Pathologies associées aux états psychotiques aigus

État psychotique bref

Les états psychotiques brefs sont caractérisées par la survenue brutale d'un état psychotique aigu intense chez un patient ne présentant pas d'antécédents psychiatriques. Par définition, son évolution est limitée à un ou quelques épisodes durant la vie du patient, sans symptômes intercurrents. Il n'est pas possible à l'heure actuelle de différencier de manière fiable les états psychotiques brefs des états psychotiques aigus inclus dans une pathologie chronique. Souvent, le critère de brutalité d'apparition, d'absence de symptômes prémorbides ou d'antécédents familiaux, le contexte de stress intense psycho-social ou environnemental marquant la survenue de l'épisode, la rapidité d'évolution sous traitement médicamenteux antipsychotique et les faibles doses nécessaires, sont autant d'arguments orientant le diagnostique. Mais, seul un suivi psychiatrique durable et une observation prolongée peuvent à l'heure actuelle valider à postériori le diagnostic d'état psychotique bref.

Cannabis : intoxication aiguë et chronique

Un lien significatif entre consommation de cannabis et vulnérabilité à la psychose est étayé par un grand nombre d'études scientifiques.
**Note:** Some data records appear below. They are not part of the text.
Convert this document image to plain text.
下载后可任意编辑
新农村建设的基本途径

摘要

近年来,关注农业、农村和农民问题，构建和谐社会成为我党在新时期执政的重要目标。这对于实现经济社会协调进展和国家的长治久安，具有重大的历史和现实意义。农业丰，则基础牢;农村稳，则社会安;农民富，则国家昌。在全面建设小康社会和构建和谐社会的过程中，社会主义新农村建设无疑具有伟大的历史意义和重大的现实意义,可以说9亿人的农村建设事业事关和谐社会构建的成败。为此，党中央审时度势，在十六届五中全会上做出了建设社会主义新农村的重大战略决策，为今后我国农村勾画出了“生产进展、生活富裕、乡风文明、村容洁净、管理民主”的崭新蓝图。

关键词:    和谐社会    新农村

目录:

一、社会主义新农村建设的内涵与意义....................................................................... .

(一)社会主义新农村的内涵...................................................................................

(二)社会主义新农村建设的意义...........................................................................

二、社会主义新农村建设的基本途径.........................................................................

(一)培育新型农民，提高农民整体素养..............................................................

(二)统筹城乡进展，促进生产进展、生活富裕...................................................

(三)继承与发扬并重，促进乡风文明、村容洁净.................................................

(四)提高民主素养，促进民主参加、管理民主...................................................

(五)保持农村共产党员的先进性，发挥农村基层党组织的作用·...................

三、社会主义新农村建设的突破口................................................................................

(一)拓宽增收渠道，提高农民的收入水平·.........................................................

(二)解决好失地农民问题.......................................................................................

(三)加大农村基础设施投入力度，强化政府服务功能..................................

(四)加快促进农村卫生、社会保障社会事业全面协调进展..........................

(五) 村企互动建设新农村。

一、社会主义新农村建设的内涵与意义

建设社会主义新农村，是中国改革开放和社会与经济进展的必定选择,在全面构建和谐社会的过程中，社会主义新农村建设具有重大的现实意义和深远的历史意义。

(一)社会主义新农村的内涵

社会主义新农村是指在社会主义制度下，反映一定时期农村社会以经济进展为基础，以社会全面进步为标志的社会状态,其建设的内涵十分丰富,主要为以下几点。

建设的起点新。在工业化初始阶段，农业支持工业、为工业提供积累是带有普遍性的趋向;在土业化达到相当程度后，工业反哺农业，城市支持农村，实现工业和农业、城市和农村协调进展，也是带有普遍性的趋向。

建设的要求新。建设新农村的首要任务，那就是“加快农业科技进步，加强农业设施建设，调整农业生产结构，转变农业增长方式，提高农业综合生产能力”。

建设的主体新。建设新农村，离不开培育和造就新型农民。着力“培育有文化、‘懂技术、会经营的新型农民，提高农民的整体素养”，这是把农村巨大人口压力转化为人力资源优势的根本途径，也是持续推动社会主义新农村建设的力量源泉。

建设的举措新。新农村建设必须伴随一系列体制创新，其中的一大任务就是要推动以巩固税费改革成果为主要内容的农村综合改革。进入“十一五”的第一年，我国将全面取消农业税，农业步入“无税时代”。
La consommation chronique de cannabis est corrélée à une augmentation de la vulnérabilité aux épisodes psychotiques brefs et à la schizophrénie. Cela signifie que certaines personnes présentant une vulnérabilité à la schizophrénie (par exemple) mais qui n'auraient pas présenté de symptômes de cette maladie durant leur vie dans des conditions de stress habituelles, vont décompenser et entrer dans cette pathologie du fait de leur consommation de cannabis. Le risque relatif est de l'ordre de 4, ce qui signifie que à priori (sans connaître le degré de vulnérabilité d'une personne), une personne a 4 fois plus de chance de présenter une schizophrénie que si elle ne consommait pas de cannabis de manière régulière.
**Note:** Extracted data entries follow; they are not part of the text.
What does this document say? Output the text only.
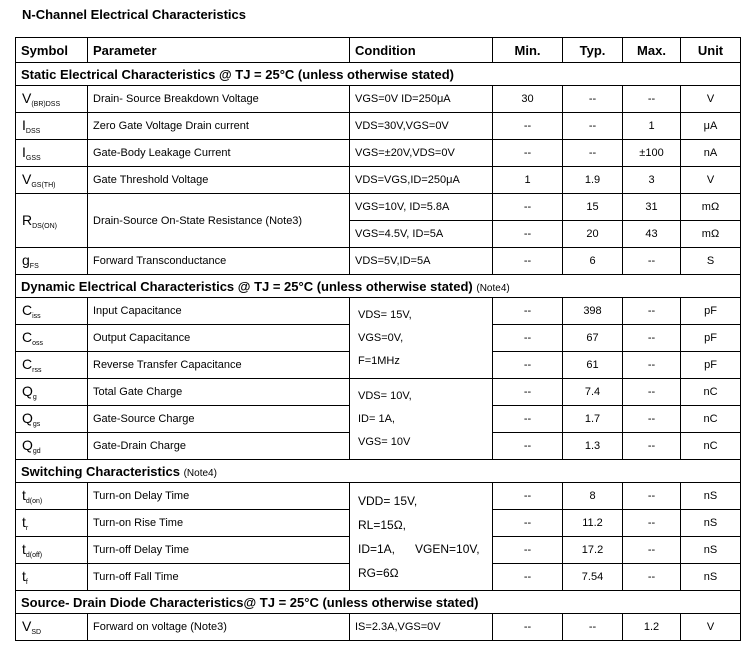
N-Channel Electrical Characteristics
Symbol	Parameter	Condition	Min.	Typ.	Max.	Unit
Static Electrical Characteristics @ TJ = 25°C (unless otherwise stated)						
$V_{(BR)DSS}$	Drain- Source Breakdown Voltage	VGS=0V ID=250μA	30	--	--	V
$I_{DSS}$	Zero Gate Voltage Drain current	VDS=30V,VGS=0V	--	--	1	μA
$I_{GSS}$	Gate-Body Leakage Current	VGS=±20V,VDS=0V	--	--	±100	nA
$V_{GS(TH)}$	Gate Threshold Voltage	VDS=VGS,ID=250μA	1	1.9	3	V
$R_{DS(ON)}$	Drain-Source On-State Resistance (Note3)	VGS=10V, ID=5.8A	--	15	31	mΩ
		VGS=4.5V, ID=5A	--	20	43	mΩ
$g_{FS}$	Forward Transconductance	VDS=5V,ID=5A	--	6	--	S
Dynamic Electrical Characteristics @ TJ = 25°C (unless otherwise stated) (Note4)						
$C_{iss}$	Input Capacitance	VDS= 15V,
VGS=0V,
F=1MHz	--	398	--	pF
$C_{oss}$	Output Capacitance		--	67	--	pF
$C_{rss}$	Reverse Transfer Capacitance		--	61	--	pF
$Q_g$	Total Gate Charge	VDS= 10V,
ID= 1A,
VGS= 10V	--	7.4	--	nC
$Q_{gs}$	Gate-Source Charge		--	1.7	--	nC
$Q_{gd}$	Gate-Drain Charge		--	1.3	--	nC
Switching Characteristics (Note4)						
$t_{d(on)}$	Turn-on Delay Time	VDD= 15V,
RL=15Ω,
ID=1A,      VGEN=10V,
RG=6Ω	--	8	--	nS
$t_r$	Turn-on Rise Time		--	11.2	--	nS
$t_{d(off)}$	Turn-off Delay Time		--	17.2	--	nS
$t_f$	Turn-off Fall Time		--	7.54	--	nS
Source- Drain Diode Characteristics@ TJ = 25°C (unless otherwise stated)						
$V_{SD}$	Forward on voltage (Note3)	IS=2.3A,VGS=0V	--	--	1.2	V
L'intoxication cannabique aiguë est également associée à des états psychotiques aigus. En effet, des décompensations durant des épisodes d'intoxication aïgue cannabique sont décrits. Cependant, il ne s'agit pas de la forme la plus courante de décompensation psychiatrique lors d'intoxication aïgue cannabique. En effet, les attaques de panique (ou crise d'angoisse aiguë) sont courantes.